Each player starts off with two mugs, one full of black chips and the other full of white chips. Two empty mugs sit in the middle of the table, one for each color.
The players will take turns playing the king, calling the other two characters to the king's deathbed. The king will ask questions, asking the two of them of the wars going.
After they give their versions of the situation, which will probably be completely conflicting with each other, the two players bid on who's version of the truth is real.
Each player can bid up to half of either their remaining white or black chips. If they both been wanting to, the larger bid wins. The winner gets the losers bid and their bid goes into the mug on the table designated for white chips. Black chips always beat white chips and both bids going to the mugs on the table. If both players good with black chips, the higher bid wins with both bids going into the mugs on the table.

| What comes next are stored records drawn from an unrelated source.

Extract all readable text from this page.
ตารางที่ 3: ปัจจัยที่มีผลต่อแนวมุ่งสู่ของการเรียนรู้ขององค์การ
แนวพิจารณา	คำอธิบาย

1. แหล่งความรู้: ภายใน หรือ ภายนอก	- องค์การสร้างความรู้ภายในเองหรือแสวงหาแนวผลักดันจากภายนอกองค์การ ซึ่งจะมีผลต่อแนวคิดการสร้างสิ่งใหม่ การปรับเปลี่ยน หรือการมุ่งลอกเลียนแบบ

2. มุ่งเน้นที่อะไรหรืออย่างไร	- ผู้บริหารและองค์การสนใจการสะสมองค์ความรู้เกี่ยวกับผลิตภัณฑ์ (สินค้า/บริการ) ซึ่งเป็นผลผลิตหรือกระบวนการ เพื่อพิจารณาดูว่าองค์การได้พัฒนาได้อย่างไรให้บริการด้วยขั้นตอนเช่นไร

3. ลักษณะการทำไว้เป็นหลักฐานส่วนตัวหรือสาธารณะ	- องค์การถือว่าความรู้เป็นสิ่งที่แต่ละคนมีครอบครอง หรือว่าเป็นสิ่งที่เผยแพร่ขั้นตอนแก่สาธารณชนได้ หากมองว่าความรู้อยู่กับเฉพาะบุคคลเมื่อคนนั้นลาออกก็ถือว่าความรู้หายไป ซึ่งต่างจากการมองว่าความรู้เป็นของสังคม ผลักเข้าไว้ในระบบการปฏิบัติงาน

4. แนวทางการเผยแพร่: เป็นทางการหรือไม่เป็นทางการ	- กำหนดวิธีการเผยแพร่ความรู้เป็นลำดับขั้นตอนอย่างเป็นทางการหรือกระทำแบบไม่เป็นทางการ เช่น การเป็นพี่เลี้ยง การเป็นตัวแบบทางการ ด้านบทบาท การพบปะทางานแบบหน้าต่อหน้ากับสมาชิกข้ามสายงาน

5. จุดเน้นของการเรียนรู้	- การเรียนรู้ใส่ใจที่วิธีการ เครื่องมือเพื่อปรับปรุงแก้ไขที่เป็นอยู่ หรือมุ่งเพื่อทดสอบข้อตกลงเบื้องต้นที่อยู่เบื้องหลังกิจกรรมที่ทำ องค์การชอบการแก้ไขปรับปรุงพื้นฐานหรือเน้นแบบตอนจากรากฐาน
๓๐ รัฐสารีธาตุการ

Well there are rules to make sure that everyone gets to play the king twice, the game ends when one of the mugs on the table is full. If the white mug is full, whoever has the most white chips left in their personal stock, they become the new king and describe how they win the war. But if the black mug is the one that is full, the kingdom has lost the war and been conquered. Everyone loses but whoever has the most white chips is the scapegoat.
On the one hand, the board gamer in me likes the simple but tight auction mechanic with the twist with the end. It's simple but it works from a mechanical standpoint. It reminds me a lot of games like Terra and High Society. It isn't a proper prisoners' dilemma but it reminds me of it.
On the other hand, what I don't like is that the role playing isn't really tied to the mechanics. It doesn't matter what you do in your interviews with the king or what kind of story you create. This is a game with a real winner and loser and that is solely determined by how well someone works the auctions. That really isn't a winning point for a role playing game for me.
I've seen mechanics that make more sense in board games used in RPGs before. Mars Colony and Dread come to mind. But in those cases, they were married to the story and helped drive it.
Still, to be fair, Make the King is an entry in 24 hour contest. It had some interesting ideas. I don't see myself every playing it but I did have fun reading it.